In most cases, this monetary base value is represented by the gross or operations margin. In those cases where this information is not available, you could also use the marginal contribution of marketing. Another value of reference could be the actual value (in net profit) of a client in one year (not the customer lifetime value) The EBITDA could be used as a last resource as it includes all the efficiencies and inefficiencies of the business tainting whichever result you may obtain.

As part of the monetization criteria process, an evaluation model shall also be able to calculate not only the direct costs of any project, but also the fixed costs that behave as direct. In other words: the time spent by all people in the company involved in planning, executing and monitoring the project.

 

 

Collecting data

 

 

Measuring the ROI of marketing and communications projects is not a post-execution analysis. It is rather a diagnosis tool for planning purposes. Hence, the collection of data relevant to the evaluation must be planned, during project planning.

 

 

Execution

 

 

After planning the evaluation, a validation and optimization process should define clear and objective criteria to decide whether to invest or not in each project. Thanks to the planning process, marketers shall be able to validate whether the company will make money or not if objectives are achieved. They will also define the commercial viability of a project and plausible scenarios that should optimize economic outcomes.

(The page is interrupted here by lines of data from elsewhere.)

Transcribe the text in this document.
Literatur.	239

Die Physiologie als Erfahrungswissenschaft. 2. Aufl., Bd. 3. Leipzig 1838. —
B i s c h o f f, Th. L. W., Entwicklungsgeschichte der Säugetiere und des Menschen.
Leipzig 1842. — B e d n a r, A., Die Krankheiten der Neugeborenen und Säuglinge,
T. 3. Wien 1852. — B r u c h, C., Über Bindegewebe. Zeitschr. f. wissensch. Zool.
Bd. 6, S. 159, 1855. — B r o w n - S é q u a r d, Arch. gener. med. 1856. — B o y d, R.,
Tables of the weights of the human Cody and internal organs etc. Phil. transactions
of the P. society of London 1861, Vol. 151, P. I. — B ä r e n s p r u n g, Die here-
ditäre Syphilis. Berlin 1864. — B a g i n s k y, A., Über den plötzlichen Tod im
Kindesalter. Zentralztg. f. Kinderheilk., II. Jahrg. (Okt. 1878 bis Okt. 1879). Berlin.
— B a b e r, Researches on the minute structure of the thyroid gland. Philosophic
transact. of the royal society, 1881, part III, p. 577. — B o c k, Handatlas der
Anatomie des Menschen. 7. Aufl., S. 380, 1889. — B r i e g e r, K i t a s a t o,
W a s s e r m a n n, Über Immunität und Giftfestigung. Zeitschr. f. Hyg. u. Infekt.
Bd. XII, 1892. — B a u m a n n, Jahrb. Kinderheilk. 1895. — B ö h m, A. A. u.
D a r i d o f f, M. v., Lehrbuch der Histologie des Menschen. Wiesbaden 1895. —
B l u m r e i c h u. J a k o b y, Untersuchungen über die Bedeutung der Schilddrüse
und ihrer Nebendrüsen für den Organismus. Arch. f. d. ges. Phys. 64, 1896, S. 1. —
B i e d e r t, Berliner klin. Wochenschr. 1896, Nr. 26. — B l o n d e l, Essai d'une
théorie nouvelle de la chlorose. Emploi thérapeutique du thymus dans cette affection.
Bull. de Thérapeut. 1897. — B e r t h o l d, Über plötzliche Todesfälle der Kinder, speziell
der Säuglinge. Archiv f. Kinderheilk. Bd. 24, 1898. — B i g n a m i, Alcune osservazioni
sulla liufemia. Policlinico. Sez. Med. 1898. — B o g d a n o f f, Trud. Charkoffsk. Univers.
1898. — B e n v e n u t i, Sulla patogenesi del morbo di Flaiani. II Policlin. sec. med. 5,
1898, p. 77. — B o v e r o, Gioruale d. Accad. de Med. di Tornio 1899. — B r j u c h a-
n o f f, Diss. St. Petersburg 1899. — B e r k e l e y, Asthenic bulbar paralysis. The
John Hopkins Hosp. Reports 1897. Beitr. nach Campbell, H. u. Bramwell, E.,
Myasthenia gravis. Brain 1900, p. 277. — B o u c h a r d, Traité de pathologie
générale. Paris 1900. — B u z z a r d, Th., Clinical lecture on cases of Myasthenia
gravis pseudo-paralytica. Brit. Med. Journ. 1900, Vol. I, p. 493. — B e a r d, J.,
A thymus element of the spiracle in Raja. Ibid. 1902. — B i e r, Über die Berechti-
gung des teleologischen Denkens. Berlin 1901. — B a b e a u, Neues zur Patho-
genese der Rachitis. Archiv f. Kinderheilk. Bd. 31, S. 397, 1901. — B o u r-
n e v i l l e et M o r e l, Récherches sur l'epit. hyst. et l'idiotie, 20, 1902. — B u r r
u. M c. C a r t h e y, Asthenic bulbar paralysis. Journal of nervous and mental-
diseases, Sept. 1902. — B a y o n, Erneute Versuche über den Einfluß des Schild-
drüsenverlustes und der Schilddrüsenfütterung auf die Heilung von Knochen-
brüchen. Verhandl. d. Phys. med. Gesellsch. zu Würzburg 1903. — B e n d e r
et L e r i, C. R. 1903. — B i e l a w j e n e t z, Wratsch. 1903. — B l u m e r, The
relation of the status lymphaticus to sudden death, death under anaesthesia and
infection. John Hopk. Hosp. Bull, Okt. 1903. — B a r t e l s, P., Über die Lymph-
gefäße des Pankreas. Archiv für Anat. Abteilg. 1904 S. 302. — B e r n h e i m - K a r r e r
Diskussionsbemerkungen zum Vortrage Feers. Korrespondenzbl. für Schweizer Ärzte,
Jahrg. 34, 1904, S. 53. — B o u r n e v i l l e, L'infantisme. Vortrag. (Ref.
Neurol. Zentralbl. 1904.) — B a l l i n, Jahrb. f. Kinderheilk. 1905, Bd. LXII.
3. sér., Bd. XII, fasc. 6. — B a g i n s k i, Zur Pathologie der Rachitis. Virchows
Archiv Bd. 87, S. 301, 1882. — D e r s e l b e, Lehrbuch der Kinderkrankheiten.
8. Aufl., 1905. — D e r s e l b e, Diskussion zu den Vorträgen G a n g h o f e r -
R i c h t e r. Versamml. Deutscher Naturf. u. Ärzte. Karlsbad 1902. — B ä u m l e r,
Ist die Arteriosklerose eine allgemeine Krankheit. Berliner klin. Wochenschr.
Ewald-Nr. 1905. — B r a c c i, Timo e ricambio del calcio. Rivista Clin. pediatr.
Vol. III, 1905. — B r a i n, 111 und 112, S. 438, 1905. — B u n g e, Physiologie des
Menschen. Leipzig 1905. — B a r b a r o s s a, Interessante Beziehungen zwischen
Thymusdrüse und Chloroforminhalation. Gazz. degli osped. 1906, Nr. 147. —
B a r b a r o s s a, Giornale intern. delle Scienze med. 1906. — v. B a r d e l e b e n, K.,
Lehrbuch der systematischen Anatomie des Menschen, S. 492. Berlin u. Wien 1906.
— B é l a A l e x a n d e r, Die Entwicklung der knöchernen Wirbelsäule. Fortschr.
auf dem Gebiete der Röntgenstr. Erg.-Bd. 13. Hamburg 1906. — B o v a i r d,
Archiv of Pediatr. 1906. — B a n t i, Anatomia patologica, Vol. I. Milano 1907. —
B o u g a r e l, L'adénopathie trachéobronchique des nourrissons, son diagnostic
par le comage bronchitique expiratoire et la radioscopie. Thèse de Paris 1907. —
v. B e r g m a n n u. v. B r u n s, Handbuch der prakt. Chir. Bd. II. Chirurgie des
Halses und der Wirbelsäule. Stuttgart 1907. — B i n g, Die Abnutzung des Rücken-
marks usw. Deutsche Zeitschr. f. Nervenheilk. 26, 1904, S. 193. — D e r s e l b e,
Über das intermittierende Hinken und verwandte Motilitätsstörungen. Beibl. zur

Collecting data, analyzing it and calculating the actual ROI of marketing projects is not the end of the road. Through the data and results achieved and measured, marketers should be able to generate business intelligence that will improve future planning processes. This business intelligence could adopt the form of conversion ratios, historical data, a defined purchasing decision-making pie, etc.

 

 

Reporting

 

 

Reporting ROI and business results should include but not be limited to:

  • A description of the methodological framework and evaluation planning.
  • SWOT analysis integrating marketing and business perspective.
  • A clear vision of the organization’s alignment to ROI Marketing and its degree of capability to conduct an ROI evaluation.
  • Definition of relating factors 9or attribution model) and monetary conversion criteria
  • Data processes (including collection plan) and display.
  • ROI calculation for the project.
  • Profitability analysis
  • Business intelligence generation
  • Conclusions and recommendations for future projects.